There's value in pond scum
For water enthusiasts, from fishers to boaters to swimmers and picnickers, the news is simply too good to be true - scientists in the burgeoning renewable energy field say they can make fuel out of algae.
That's right. That stinky, slimy, disgusting plant-life scum that adorns our lakes, ponds, seas, and bays could be a lucrative crop in the production of biofuels.
It may be hard to fathom in the midst of this brutal winter that has frozen over most ponds, lakes, sloughs, and streams, but scentists already have developed a process that extracts the oil from algae and converts it into biodiesel fuel. The algae oil offers the excited researchers a third option as a biodiesel feedstock, after soybean oil and animal fats.

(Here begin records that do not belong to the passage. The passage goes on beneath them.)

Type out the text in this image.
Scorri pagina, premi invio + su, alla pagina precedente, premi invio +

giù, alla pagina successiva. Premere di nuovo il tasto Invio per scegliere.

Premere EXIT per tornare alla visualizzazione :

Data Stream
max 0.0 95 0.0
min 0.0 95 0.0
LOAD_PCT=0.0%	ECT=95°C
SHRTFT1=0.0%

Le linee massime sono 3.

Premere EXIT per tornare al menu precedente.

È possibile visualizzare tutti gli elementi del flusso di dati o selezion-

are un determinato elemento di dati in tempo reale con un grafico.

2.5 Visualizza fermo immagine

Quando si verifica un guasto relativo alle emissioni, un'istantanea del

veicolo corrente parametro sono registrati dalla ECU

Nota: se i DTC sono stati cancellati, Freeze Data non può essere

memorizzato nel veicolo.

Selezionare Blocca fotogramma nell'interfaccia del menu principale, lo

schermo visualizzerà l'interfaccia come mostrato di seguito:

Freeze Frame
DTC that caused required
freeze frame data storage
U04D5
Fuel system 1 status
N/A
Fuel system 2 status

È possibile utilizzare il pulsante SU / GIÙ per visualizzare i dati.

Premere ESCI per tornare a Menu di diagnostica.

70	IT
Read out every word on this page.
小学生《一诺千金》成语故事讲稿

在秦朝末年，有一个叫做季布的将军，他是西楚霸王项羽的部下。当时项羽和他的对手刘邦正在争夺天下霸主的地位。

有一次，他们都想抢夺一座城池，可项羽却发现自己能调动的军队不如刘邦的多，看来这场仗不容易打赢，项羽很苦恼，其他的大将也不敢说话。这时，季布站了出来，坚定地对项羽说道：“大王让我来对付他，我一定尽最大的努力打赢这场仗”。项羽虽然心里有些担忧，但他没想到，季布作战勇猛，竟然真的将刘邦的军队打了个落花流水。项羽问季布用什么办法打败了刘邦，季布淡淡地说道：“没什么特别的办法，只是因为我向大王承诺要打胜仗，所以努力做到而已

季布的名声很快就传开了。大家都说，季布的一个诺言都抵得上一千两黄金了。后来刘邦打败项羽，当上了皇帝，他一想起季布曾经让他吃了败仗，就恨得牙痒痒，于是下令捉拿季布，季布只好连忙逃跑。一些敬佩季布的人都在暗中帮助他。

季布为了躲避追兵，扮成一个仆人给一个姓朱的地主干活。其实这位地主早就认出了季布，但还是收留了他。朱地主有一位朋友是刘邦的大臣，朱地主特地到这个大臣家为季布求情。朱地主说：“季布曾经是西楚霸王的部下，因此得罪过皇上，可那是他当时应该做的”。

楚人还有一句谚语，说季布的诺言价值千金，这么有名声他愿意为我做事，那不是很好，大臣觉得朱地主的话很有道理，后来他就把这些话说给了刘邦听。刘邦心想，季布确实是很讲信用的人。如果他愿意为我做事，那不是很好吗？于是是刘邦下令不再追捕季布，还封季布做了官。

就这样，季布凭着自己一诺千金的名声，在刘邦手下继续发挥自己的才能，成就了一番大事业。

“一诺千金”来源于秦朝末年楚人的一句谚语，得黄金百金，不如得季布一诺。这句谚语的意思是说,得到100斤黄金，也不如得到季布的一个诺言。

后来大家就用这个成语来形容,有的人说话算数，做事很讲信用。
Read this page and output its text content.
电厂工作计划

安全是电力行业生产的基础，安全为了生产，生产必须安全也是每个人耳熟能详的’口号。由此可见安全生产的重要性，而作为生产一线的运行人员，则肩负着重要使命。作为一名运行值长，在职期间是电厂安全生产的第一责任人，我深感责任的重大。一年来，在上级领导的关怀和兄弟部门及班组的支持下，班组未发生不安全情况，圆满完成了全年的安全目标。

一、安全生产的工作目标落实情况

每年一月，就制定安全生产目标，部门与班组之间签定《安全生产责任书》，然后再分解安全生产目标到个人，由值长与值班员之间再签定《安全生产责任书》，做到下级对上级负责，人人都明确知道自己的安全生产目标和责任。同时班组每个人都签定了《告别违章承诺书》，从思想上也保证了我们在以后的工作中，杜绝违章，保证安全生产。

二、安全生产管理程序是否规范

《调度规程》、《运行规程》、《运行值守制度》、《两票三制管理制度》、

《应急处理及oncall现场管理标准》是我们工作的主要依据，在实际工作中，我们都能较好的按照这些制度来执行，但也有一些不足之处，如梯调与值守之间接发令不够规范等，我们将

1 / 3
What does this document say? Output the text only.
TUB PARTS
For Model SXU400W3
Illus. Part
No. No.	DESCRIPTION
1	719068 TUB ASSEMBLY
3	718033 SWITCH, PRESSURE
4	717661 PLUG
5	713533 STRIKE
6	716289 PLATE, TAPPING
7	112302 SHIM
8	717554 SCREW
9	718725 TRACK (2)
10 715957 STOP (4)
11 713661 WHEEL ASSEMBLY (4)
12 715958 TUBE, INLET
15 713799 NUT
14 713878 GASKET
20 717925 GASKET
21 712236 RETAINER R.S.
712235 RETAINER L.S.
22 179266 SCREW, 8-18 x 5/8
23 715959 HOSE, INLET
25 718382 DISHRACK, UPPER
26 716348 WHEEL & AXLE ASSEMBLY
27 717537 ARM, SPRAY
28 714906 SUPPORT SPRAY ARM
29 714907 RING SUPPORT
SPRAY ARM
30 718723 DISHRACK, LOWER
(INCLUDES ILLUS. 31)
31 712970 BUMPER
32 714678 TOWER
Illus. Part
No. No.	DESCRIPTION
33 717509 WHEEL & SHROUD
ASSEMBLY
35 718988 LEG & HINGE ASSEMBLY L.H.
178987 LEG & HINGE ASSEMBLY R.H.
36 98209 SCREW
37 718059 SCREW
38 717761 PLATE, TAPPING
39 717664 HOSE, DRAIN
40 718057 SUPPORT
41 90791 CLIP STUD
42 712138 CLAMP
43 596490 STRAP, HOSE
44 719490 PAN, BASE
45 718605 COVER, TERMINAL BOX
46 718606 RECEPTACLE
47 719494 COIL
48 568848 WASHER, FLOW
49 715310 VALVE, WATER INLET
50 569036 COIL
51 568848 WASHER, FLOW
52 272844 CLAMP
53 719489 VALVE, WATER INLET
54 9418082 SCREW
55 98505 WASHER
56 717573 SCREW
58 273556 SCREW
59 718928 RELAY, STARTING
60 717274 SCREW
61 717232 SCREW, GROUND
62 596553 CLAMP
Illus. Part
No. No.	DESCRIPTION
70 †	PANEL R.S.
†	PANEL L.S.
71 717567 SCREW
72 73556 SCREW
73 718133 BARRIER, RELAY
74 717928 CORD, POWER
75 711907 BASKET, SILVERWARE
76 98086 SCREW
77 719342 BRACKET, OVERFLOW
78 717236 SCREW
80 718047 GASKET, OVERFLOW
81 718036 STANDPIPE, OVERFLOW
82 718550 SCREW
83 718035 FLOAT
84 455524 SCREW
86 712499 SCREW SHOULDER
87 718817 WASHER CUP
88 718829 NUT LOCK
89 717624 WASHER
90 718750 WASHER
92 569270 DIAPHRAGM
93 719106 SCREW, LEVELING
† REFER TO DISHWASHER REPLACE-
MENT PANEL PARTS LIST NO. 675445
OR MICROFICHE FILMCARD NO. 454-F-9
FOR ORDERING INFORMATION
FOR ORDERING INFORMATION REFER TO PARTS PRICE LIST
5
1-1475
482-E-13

In addition, scientists are working on a process that will take a byproduct of algae after the oil is extracted and convert it into a high-protein human food additive!
The price for soybean oil, the basic feedstock for biodiesel, has skyrocketed considerably since the onset of the innovation in renewable fuels, thereby eroding biodiesel plants' profitability and forcing many plant shutdowns, or delays at other facilities under construction.
Now, reseachers are focusing on "pond scum" algae for biodiesel. It is plentiful and an eyesore and traffic killer on our waters. While it takes a year to grow another crop of soybeans, you can have a new generation of algae in about a week, according to researchers.
So, in the future we may see algae farms popping up all over. Iowa alone uses about 600 million gallons of diesel fuel each year, with one pound of algae required for each gallon of biodiesel. That adds up to a lot of pond scum and cleaner water.
And most algae is green, the color of money.